Besides providing a mercilessly (it must be admitted) selective account of Reagan’s life. Wills takes chapter-length excursions into Reagan’s beliefs. For example. the burden of his chapter on the idea of the frontier is to show that Reagan, and Frederick Jackson Turner before him, are wrong in depicting the frontier as the locus of rugged individualism. Its social ethos was instead remarkable for its conformity. “William H. McNeill argues,” Mills writes, “that comparative study shows ‘frontier conditions ordinarily provoked not freedom but a social hierarchy steeper than anything familiar in Europe itself.’ “ The West, by our standards, was not wild; Dodge City and Abilene, Wills says, averaged only one and a half murders a year in their heydays, and no wonder: these cowtowns had strict gun-control laws policed not by the lone marshals dear to Reagan’s heart but by “small armies of law enforcement.” Govment strikes again.

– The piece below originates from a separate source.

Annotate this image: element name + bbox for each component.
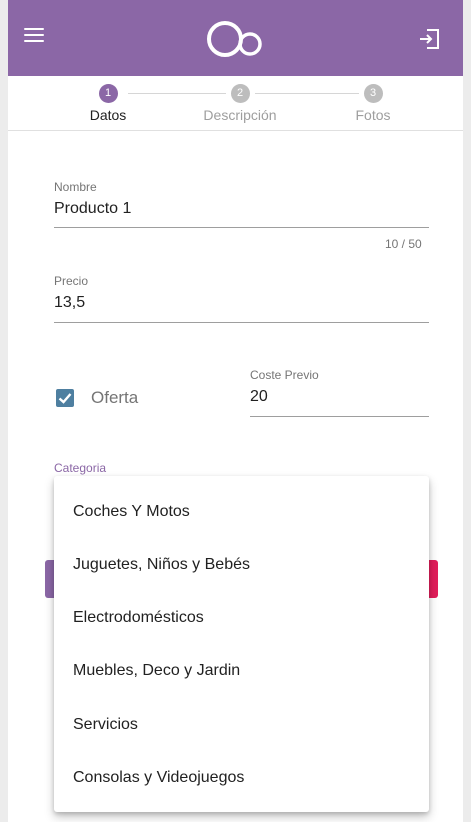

It is historical asides like this that make the other Reagan books—Cannon’s, Robert Dallek’s psychobiography, Laurence Barrett’s inside-the-WhiteHouse account—look like previews for the main attraction, Reagan’s America. Some readers, when they get to that last chapter, will feel uneasy about being included in Wills’s “we”; others will find the book’s disproportions (342 pages devoted to Reagan’s early life and the history of his emanations, only forty-one pages of consecutive text given over to his presidency) intellectually disreputable, like expounding a lion from his tail rather than his teeth; others still will dismiss Wills’s treatment of Reagan as a cultural symbol as the literary man’s revenge on politics, and deplore the ravages of learning upon common sense. But more readers, I think, will applaud his determination to go at American politics not only with his intelligence but also with his imagination.